By Emmaline Jurgena
For The Catholic Messenger
Catholics and Christians from other faiths gathered together to celebrate a charismatic renewal of the gifts of the Holy Spirit, prompting comparisons to a “new Pentecost.”
Individuals who attended a conference on May 24 at Ss. Philip & James Church in Grand Mound focused on the Holy Spirit’s role in everyday life. The event attracted individuals who are interested in the charismatic Catholic renewal movement. It featured speakers Leo Vitangcol, who is the associate liaison to the Catholic Charismatic Renewal of the Archdiocese of Milwaukee, his wife, Mina Vitangcol, and Father Bill Kneemiller, pastor of Ss. Philip & James Parish.
Charismatic Catholicism emphasizes the Holy Spirit, and followers may participate in faith healing, discern the gifts (called charisms) bestowed on them by the Holy Spirit, and engage in evangelization. While it is sometimes compared to Pentecostalism, the important roles of Mary and the Eucharist help establish a separate Catholic identity for the movement.
There are seven gifts of the Holy Spirit: wisdom, understanding, knowledge, counsel, fortitude, piety and fear of the Lord. In addition, Fr. Kneemiller explained, some people experience the Holy Spirit through special gifts. They discern these charisms through programs such as Called and Gifted.
Many people, Fr. Kneemiller said, invoke the gifts or charisms of the Holy Spirit by participating in physical and spiritual healing exercises. This can come in many forms: the diocese holds healing Masses, primarily at Sacred Heart Cathedral in Davenport; healing prayer groups meet throughout the diocese; and occasionally opportunities such as the conference in Grand Mound arise. These opportunities offer healing with the assistance of “prayer teams,” groups of people who pray over individuals with the intention of healing them through the Holy Spirit.

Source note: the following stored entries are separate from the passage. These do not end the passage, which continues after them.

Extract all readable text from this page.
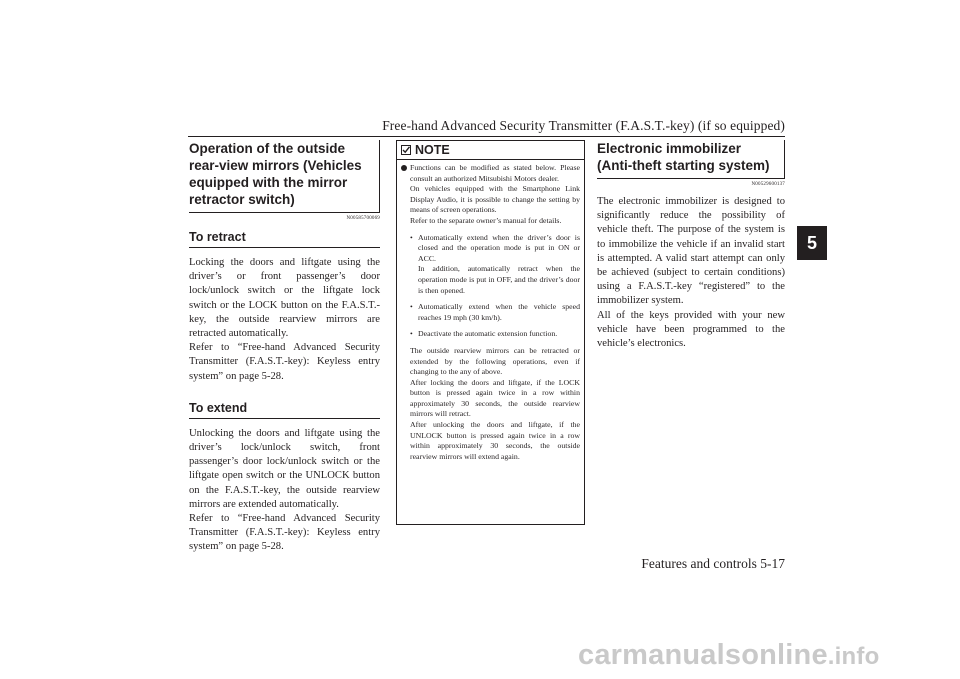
Free-hand Advanced Security Transmitter (F.A.S.T.-key) (if so equipped)
5
Operation of the outside rear-view mirrors (Vehicles equipped with the mirror retractor switch)
N00585700069
To retract

Locking the doors and liftgate using the driver’s or front passenger’s door lock/unlock switch or the liftgate lock switch or the LOCK button on the F.A.S.T.-key, the outside rearview mirrors are retracted automatically.

Refer to “Free-hand Advanced Security Transmitter (F.A.S.T.-key): Keyless entry system” on page 5-28.

To extend

Unlocking the doors and liftgate using the driver’s lock/unlock switch, front passenger’s door lock/unlock switch or the liftgate open switch or the UNLOCK button on the F.A.S.T.-key, the outside rearview mirrors are extended automatically.

Refer to “Free-hand Advanced Security Transmitter (F.A.S.T.-key): Keyless entry system” on page 5-28.

NOTE

Functions can be modified as stated below. Please consult an authorized Mitsubishi Motors dealer.

On vehicles equipped with the Smartphone Link Display Audio, it is possible to change the setting by means of screen operations.

Refer to the separate owner’s manual for details.

• Automatically extend when the driver’s door is closed and the operation mode is put in ON or ACC.

In addition, automatically retract when the operation mode is put in OFF, and the driver’s door is then opened.

• Automatically extend when the vehicle speed reaches 19 mph (30 km/h).

• Deactivate the automatic extension function.

The outside rearview mirrors can be retracted or extended by the following operations, even if changing to the any of above.

After locking the doors and liftgate, if the LOCK button is pressed again twice in a row within approximately 30 seconds, the outside rearview mirrors will retract.

After unlocking the doors and liftgate, if the UNLOCK button is pressed again twice in a row within approximately 30 seconds, the outside rearview mirrors will extend again.

Electronic immobilizer (Anti-theft starting system)
N00529600137

The electronic immobilizer is designed to significantly reduce the possibility of vehicle theft. The purpose of the system is to immobilize the vehicle if an invalid start is attempted. A valid start attempt can only be achieved (subject to certain conditions) using a F.A.S.T.-key “registered” to the immobilizer system.

All of the keys provided with your new vehicle have been programmed to the vehicle’s electronics.

Features and controls 5-17
carmanualsonline.info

“The experience of [the prayer teams] is particular warmth; you can really feel the Holy Spirit within that …. People have a huge need for [spiritual and physical] healing,” Fr. Kneemiller said.
The lecture-based conference in Grand Mound included speakers and incorporated some components common to the charismatic renewal movement such as praise music (music that invites the Holy Spirit) and prayer teams. The Vitangcols offered advice, guidance and personal experiences on the topic of the Holy Spirit.
First, Leo Vitangcol spoke about the importance of a relationship with God through prayer and conversations. He gave suggestions such as remembering that prayer is a two-way conversation with God, and that it is a must that you come before the Lord in silence to better hear him speak.
Mina Vitangcol ruminated on the basis for the Holy Spirit in Scripture, explaining the biblical foundation in the Book of Acts, and the purpose of each of the Holy Spirit’s seven gifts.
“The gifts of the Holy Spirit lead us to Jesus and Jesus in turn points us toward the Father who gave us life and offers us eternal life in heaven,” Mina Vitangcol said.
Lastly, her husband offered personal anecdotes, stories and experiences that demonstrated practical ways to live the Holy Spirit.
“I truly believe God is saying to each and every one of us, ‘my people, start believing and doing something about [your faith],’” Leo Vitangcol said while speaking about the utilization of the Holy Spirit in everyday life.
Those who attended the conference were invited to share their own experiences with the Holy Spirit. Many expressed their experiences as joyful and lasting. One attendee, Madonna Berry, recently discerned that healing was among her special charisms. She wishes that others had more of an opportunity to discern their own charisms.
“I’m still kind of in awe that God chose me for this charism …. We all have special charisms from God, we just don’t always realize what they are … I just think there needs to be more information readily available to people,” Berry said.
Her sentiments about the value of the gifts of the Holy Spirit were echoed by others who attended the conference, including Pat Nichols, Grand Mound parishioner and longtime member of the Catholic Charismatic Renewal movement.
“When you receive the gift of the Holy Spirit, you know … that it’s real,” Nichols said.